I used to follow a blog called Mormon Bachelor Pad. It is written by a few guys that live in Utah, and just goes over their ridiculous makeout escapades and what not, pretty funny. They served their missions in Ireland, and once there was an entire post about POOST. You might be asking yourself, what is poost?! Well let me explain. Excuse my not lady-like vocab here. You take a pringles can, take care of your fecal matter in the can, put an address on it, and send it to someone. Usually an enemy, or something along those lines. 2 business days later, they get a package and feel excited to open it, only to discover your lovely present to them. Mail in Ireland is called post. Post + Poop = Poost. The idea of doing this has always just cracked me up when it comes to mind, in fact as I typed that last little bit I was smiling in a way that I'm sure was weirding out some of the innocent library attendees. I told my roommates about the idea of poost.. immediately looking towards the pringles can on Jasmyn's shelf. Very funny. But there is no way you will ever receive poost from me, that's just yucky.
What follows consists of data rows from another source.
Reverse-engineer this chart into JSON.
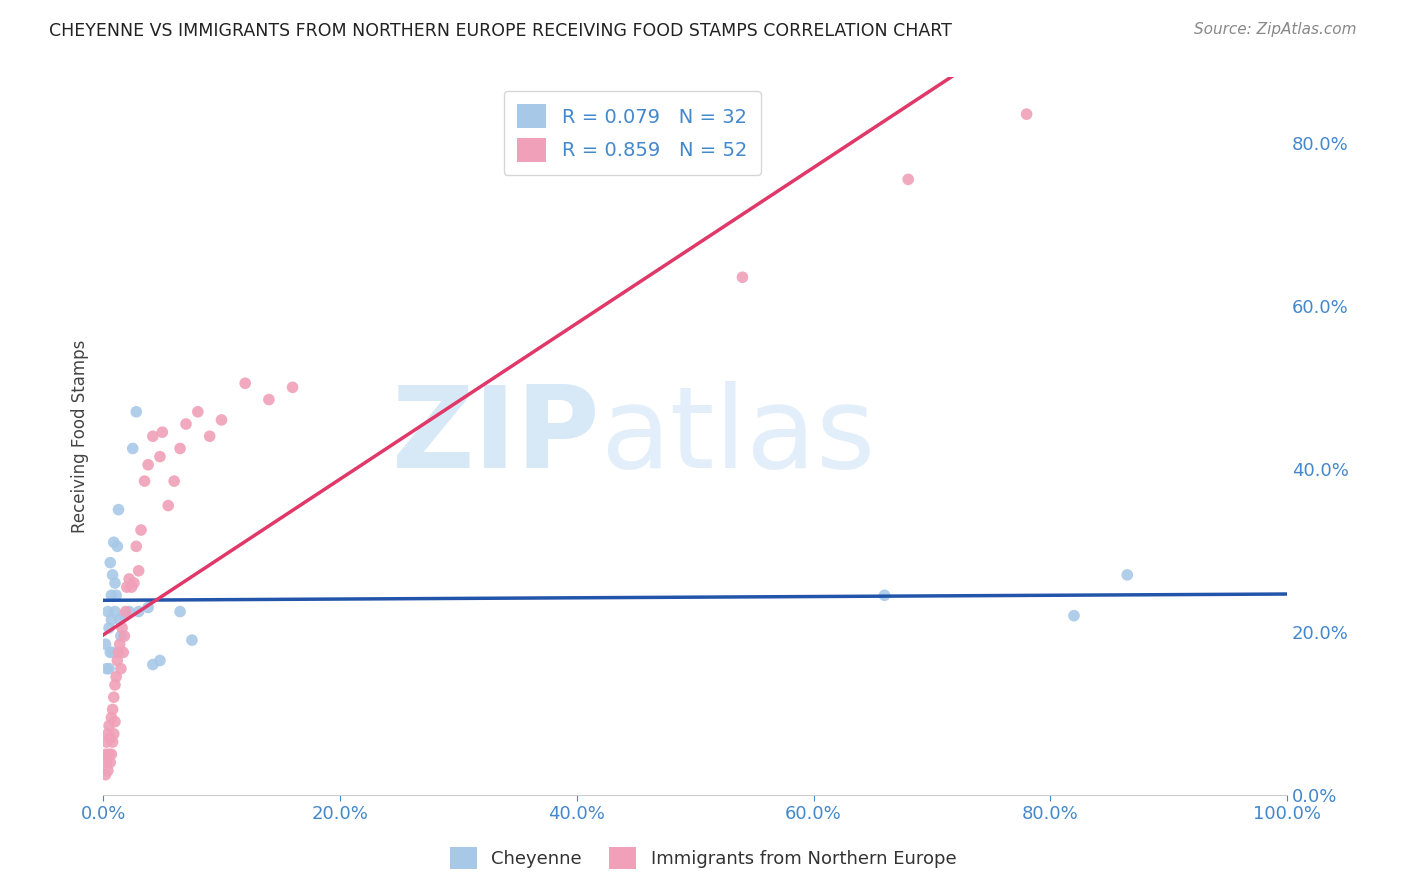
{
  "title": "CHEYENNE VS IMMIGRANTS FROM NORTHERN EUROPE RECEIVING FOOD STAMPS CORRELATION CHART",
  "source": "Source: ZipAtlas.com",
  "ylabel": "Receiving Food Stamps",
  "watermark_zip": "ZIP",
  "watermark_atlas": "atlas",
  "cheyenne_R": 0.079,
  "cheyenne_N": 32,
  "immigrant_R": 0.859,
  "immigrant_N": 52,
  "cheyenne_color": "#a8c8e8",
  "cheyenne_line_color": "#2255aa",
  "immigrant_color": "#f0a0b8",
  "immigrant_line_color": "#e03868",
  "cheyenne_x": [
    0.002,
    0.003,
    0.004,
    0.005,
    0.005,
    0.006,
    0.006,
    0.007,
    0.007,
    0.008,
    0.008,
    0.009,
    0.01,
    0.01,
    0.011,
    0.012,
    0.013,
    0.014,
    0.015,
    0.018,
    0.022,
    0.025,
    0.028,
    0.03,
    0.038,
    0.042,
    0.048,
    0.065,
    0.075,
    0.66,
    0.82,
    0.865
  ],
  "cheyenne_y": [
    0.185,
    0.155,
    0.225,
    0.205,
    0.155,
    0.175,
    0.285,
    0.245,
    0.215,
    0.27,
    0.175,
    0.31,
    0.225,
    0.26,
    0.245,
    0.305,
    0.35,
    0.215,
    0.195,
    0.22,
    0.225,
    0.425,
    0.47,
    0.225,
    0.23,
    0.16,
    0.165,
    0.225,
    0.19,
    0.245,
    0.22,
    0.27
  ],
  "immigrant_x": [
    0.002,
    0.002,
    0.003,
    0.003,
    0.004,
    0.004,
    0.005,
    0.005,
    0.006,
    0.006,
    0.007,
    0.007,
    0.008,
    0.008,
    0.009,
    0.009,
    0.01,
    0.01,
    0.011,
    0.012,
    0.013,
    0.014,
    0.015,
    0.016,
    0.017,
    0.018,
    0.019,
    0.02,
    0.022,
    0.024,
    0.026,
    0.028,
    0.03,
    0.032,
    0.035,
    0.038,
    0.042,
    0.048,
    0.05,
    0.055,
    0.06,
    0.065,
    0.07,
    0.08,
    0.09,
    0.1,
    0.12,
    0.14,
    0.16,
    0.54,
    0.68,
    0.78
  ],
  "immigrant_y": [
    0.025,
    0.05,
    0.04,
    0.065,
    0.03,
    0.075,
    0.05,
    0.085,
    0.04,
    0.07,
    0.05,
    0.095,
    0.065,
    0.105,
    0.075,
    0.12,
    0.09,
    0.135,
    0.145,
    0.165,
    0.175,
    0.185,
    0.155,
    0.205,
    0.175,
    0.195,
    0.225,
    0.255,
    0.265,
    0.255,
    0.26,
    0.305,
    0.275,
    0.325,
    0.385,
    0.405,
    0.44,
    0.415,
    0.445,
    0.355,
    0.385,
    0.425,
    0.455,
    0.47,
    0.44,
    0.46,
    0.505,
    0.485,
    0.5,
    0.635,
    0.755,
    0.835
  ],
  "xlim": [
    0.0,
    1.0
  ],
  "ylim": [
    0.0,
    0.88
  ],
  "xticks": [
    0.0,
    0.2,
    0.4,
    0.6,
    0.8,
    1.0
  ],
  "xtick_labels": [
    "0.0%",
    "20.0%",
    "40.0%",
    "60.0%",
    "80.0%",
    "100.0%"
  ],
  "yticks": [
    0.0,
    0.2,
    0.4,
    0.6,
    0.8
  ],
  "ytick_labels_right": [
    "0.0%",
    "20.0%",
    "40.0%",
    "60.0%",
    "80.0%"
  ],
  "background_color": "#ffffff",
  "grid_color": "#dddddd",
  "title_color": "#222222",
  "tick_color": "#4488cc",
  "marker_size": 70,
  "chey_line_xlim": [
    0.0,
    1.0
  ],
  "imm_line_xlim": [
    0.0,
    1.0
  ]
}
The next item was discovered a few weeks ago when my mom and Laura were visiting my dorm while in town. Laura used the bathroom, and then we left for a movie. On the way there I got a call from Hannah, wondering why the heck there was poop on the floor and barf in the shower. I panicked for a minute, then remembered hearing Dane tell me about some fake poop that his mom had put in Ellis's bed one day. They had gotten us good! Needless to say, the poop has been a hit. We pass it back and forth, hiding it in random places until people find it and are grossed out. I'm pretty sure it's just hanging out on the bathroom sink right now... should be interesting to see how that goes over during the cleaning check on Tuesday!

Well, I think that's all I can share (in honor of preserving some sort of lady-like qualities). And if fake poop shows up around your house... blame my mother!! Happy poosting!